Anfangs schwiegen sie dazu, da sich solches seltsame Unterfangen nicht mit den vorgeschriebenen Pflichten vertrug, und nahmen an, irgendein Liebesabenteuer stecke dahinter.

Nach einiger Zeit jedoch fing Chugoro an, blaß und kränklich auszusehen, und da seine Kameraden eine ernstliche Torheit befürchteten, beschlossen sie, ihn auszufragen und ihm Vorstellungen zu machen.

Dementsprechend nahm ein älterer Ashigaru Chugoro, als er sich eben wieder heimlich fortschleichen wollte, beiseite und sagte:

»Chugoro, mein Junge, wir wissen gar wohl, daß du jede Nacht ausgehst und bis zum frühen Morgen fortbleibst! – Wir haben auch bemerkt, daß du elend aussiehst! Wir fürchten, du bist in schlechte Gesellschaft geraten und untergräbst deine Gesundheit! – Wenn du uns nicht triftige Gründe für dein Benehmen angibst, müssen wir es als Pflicht ansehen, den Vorfall dem Offizier zu melden. – Ob nun so oder so, da wir Kameraden und Freunde sind, ist es auf alle Fälle nur recht und billig, daß wir erfahren, warum du nachts das Haus verläßt, trotzdem das im Widerspruch mit den dienstlichen Vorschriften steht.«

Chugoro geriet bei diesen Worten gänzlich außer Fassung.

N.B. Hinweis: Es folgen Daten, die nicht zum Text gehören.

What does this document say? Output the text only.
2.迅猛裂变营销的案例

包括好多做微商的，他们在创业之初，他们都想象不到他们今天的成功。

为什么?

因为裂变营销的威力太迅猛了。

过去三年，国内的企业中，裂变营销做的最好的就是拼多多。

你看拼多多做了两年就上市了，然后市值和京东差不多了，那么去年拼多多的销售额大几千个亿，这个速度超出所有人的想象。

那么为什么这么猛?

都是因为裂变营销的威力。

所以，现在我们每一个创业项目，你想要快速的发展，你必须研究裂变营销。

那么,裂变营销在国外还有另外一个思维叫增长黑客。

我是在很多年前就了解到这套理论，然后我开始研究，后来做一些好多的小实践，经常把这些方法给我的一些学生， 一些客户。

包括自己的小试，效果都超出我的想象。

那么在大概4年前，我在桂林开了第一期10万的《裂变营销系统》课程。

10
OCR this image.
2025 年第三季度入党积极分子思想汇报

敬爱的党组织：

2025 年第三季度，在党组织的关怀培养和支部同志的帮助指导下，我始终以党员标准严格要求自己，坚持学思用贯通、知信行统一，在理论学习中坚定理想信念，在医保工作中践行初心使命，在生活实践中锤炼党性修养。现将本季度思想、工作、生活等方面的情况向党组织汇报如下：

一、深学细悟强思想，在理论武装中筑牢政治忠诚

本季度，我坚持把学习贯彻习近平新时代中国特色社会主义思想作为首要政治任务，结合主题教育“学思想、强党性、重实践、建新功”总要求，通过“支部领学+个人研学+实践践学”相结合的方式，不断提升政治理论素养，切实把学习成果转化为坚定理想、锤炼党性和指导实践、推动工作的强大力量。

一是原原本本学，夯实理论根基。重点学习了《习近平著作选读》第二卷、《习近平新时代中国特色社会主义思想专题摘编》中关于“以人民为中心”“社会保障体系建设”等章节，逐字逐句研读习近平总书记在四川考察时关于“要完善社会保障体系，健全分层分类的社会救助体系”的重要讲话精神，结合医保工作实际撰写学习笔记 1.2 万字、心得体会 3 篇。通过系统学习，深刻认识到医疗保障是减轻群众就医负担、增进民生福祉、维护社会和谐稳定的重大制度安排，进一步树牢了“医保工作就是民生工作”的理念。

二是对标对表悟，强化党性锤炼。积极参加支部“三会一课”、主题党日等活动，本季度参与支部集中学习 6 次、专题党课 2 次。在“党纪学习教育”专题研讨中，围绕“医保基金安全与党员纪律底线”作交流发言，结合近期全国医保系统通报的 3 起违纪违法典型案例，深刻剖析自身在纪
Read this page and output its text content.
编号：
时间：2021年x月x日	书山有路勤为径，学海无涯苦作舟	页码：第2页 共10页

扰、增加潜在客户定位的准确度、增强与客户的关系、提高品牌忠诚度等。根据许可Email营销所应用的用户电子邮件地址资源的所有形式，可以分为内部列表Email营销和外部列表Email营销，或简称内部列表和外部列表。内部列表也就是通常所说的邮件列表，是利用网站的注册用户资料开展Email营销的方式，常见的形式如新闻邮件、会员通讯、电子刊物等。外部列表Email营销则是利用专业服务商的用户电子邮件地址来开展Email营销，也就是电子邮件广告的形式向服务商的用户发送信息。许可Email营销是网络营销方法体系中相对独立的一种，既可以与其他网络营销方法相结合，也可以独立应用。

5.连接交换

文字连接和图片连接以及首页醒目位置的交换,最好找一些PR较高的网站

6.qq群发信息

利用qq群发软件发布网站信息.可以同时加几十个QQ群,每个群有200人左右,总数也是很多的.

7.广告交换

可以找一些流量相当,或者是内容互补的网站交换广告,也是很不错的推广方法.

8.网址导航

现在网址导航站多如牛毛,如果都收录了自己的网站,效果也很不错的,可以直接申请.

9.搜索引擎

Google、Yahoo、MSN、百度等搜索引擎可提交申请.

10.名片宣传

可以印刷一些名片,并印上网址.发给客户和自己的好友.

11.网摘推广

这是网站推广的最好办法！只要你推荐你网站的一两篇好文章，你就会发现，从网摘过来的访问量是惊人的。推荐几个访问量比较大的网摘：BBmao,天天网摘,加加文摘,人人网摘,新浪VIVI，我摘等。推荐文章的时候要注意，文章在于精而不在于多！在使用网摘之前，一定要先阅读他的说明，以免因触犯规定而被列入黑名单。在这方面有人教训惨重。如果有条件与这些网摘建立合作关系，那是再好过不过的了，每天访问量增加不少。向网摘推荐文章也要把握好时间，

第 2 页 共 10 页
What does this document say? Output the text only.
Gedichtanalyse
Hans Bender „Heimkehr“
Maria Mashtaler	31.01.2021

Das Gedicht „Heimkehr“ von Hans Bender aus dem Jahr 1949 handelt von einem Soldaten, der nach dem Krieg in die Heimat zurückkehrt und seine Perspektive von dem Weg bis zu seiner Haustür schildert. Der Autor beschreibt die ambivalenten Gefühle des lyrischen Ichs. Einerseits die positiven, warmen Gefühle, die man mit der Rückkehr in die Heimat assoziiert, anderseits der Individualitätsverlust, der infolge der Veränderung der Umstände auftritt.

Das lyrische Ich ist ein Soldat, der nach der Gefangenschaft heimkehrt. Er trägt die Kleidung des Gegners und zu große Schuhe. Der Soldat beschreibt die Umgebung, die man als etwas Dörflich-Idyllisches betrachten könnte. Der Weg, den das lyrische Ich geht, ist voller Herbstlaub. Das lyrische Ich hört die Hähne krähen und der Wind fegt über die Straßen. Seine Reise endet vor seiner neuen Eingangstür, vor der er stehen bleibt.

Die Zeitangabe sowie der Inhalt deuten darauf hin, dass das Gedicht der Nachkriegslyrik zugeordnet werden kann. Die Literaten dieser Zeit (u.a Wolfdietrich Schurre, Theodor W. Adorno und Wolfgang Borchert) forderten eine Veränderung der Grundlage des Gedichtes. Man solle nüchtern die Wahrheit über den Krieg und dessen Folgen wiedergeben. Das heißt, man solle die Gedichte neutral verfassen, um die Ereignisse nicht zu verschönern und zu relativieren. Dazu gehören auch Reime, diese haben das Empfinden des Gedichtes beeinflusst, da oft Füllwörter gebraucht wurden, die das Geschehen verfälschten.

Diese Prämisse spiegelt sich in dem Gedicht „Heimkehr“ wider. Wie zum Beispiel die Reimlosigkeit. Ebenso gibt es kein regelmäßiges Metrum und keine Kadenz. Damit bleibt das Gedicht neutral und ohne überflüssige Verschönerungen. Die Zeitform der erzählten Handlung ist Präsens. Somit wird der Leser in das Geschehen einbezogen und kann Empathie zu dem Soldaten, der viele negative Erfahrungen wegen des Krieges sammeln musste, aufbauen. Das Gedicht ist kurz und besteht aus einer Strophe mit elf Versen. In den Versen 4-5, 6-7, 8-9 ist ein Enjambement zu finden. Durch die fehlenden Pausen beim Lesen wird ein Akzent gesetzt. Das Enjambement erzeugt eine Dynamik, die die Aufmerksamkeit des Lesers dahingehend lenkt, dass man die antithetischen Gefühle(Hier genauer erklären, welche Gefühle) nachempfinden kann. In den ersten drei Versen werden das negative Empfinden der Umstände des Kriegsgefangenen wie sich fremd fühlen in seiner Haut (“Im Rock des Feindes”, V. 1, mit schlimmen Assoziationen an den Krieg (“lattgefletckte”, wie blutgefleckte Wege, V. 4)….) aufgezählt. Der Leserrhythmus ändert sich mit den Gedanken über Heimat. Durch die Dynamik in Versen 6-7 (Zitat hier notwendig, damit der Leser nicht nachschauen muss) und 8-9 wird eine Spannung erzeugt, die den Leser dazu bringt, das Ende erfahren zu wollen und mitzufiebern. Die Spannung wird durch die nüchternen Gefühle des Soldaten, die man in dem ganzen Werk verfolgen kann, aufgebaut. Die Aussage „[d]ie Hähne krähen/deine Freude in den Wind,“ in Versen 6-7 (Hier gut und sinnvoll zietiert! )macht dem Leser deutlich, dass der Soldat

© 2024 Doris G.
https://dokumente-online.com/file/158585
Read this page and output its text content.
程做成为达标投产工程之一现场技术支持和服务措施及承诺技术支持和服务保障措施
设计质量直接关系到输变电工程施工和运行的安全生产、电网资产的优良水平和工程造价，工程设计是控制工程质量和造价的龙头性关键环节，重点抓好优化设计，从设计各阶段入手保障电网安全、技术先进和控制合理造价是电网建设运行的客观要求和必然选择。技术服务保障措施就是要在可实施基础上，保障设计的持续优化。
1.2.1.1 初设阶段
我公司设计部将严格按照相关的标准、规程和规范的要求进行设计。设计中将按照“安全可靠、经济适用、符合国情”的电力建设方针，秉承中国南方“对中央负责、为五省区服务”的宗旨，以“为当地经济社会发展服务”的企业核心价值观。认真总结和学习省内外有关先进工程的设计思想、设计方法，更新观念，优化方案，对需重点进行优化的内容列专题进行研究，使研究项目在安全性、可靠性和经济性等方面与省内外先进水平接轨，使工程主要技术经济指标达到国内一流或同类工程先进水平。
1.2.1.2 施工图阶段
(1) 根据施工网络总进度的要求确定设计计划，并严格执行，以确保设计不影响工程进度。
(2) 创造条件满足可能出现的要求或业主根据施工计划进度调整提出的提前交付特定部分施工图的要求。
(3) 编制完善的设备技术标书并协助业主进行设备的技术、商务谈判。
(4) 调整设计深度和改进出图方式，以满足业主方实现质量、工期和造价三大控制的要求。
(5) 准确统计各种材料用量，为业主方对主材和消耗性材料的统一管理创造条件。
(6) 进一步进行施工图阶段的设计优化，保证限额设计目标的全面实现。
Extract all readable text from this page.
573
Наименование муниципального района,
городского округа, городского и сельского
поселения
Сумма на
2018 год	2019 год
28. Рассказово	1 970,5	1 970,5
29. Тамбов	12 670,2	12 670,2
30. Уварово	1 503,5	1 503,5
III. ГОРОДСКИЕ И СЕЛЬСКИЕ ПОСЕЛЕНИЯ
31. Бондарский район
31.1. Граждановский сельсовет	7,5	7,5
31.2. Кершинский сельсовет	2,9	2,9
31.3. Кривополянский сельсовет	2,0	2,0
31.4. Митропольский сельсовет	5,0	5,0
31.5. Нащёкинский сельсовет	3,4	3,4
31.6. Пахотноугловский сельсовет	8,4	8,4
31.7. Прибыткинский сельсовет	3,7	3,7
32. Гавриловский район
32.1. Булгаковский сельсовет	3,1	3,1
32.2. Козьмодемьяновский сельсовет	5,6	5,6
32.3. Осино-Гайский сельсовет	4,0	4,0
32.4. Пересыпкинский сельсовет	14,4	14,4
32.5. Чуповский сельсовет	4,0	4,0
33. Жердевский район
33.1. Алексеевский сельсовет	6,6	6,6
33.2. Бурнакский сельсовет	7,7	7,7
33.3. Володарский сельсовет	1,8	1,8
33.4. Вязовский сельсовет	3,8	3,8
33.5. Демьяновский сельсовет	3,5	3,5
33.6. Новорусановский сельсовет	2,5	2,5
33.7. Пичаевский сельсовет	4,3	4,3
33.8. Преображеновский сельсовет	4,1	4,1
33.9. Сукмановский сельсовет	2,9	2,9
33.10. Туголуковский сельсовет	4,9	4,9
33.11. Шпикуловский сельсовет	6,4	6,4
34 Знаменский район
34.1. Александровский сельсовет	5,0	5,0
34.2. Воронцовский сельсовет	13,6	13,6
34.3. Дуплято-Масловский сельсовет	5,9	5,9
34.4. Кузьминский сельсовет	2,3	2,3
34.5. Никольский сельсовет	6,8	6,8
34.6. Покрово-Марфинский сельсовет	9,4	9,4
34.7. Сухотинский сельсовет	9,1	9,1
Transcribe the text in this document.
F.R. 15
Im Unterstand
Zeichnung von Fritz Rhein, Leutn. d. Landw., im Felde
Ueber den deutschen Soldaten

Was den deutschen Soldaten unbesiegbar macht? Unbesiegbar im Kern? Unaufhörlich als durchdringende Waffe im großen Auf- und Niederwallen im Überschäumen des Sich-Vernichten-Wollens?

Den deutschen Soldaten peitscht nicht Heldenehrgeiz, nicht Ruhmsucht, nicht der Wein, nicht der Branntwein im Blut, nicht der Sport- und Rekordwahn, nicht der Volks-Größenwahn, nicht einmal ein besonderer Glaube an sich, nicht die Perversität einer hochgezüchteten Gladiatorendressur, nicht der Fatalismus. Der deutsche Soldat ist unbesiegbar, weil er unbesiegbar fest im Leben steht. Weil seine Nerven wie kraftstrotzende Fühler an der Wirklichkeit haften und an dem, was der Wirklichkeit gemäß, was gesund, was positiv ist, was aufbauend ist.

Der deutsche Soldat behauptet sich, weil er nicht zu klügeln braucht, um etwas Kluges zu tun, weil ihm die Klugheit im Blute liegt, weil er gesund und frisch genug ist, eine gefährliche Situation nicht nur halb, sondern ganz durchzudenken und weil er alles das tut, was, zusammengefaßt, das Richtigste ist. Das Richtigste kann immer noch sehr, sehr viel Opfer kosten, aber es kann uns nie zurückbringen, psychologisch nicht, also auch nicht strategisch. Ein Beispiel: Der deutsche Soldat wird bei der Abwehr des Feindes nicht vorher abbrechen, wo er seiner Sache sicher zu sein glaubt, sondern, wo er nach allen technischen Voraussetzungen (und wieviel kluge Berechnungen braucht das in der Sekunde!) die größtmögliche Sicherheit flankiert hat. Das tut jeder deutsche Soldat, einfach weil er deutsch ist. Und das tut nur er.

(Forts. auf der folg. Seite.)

Nach kurzem Schweigen ging er seinem Kameraden voran in den Garten, und als sie außer Hörweite waren, blieb Chugoro stehen und sagte:

»Jetzt will ich dir alles erzählen; aber ich muß dich bitten, strengstes Stillschweigen gegenüber jedermann zu bewahren; wenn du weitererzählst, was ich dir jetzt anvertrauen werde, stürzest du mich in unsagbares Unglück!

Es war im Vorfrühling dieses Jahres, etwa vor fünf Monaten, da ging ich das erstemal des Nachts aus, und zwar wegen eines Liebesabenteuers. Eines Abends nämlich, als ich nach einem Besuch bei meinen Eltern zur Yashiki zurückkehrte, sah ich ein Frauenzimmer am Flußufer nicht weit vom Haupttor stehen. Sie war wie eine Person von Rang gekleidet, und ich wunderte mich nicht wenig, daß eine so fein gekleidete Frau allein dort stehen konnte und noch dazu zu so später Stunde. Ich sagte mir aber, daß ich deswegen noch kein Recht hätte, sie anzusprechen, und ich wollte gerade stumm an ihr vorübergehen, als sie einen Schritt vorwärts machte und mich am Ärmel faßte. Dabei sah ich, daß sie sehr jung und schön war. ›Möchtest du nicht mit mir nur bis zur Brücke dort gehen?‹ fragte sie mich. ›Ich habe dir etwas zu sagen!‹

Ihre Stimme war ungemein weich und einschmeichelnd, und dabei lächelte sie, während sie sprach, und ihrem Lächeln war schwer zu widerstehen.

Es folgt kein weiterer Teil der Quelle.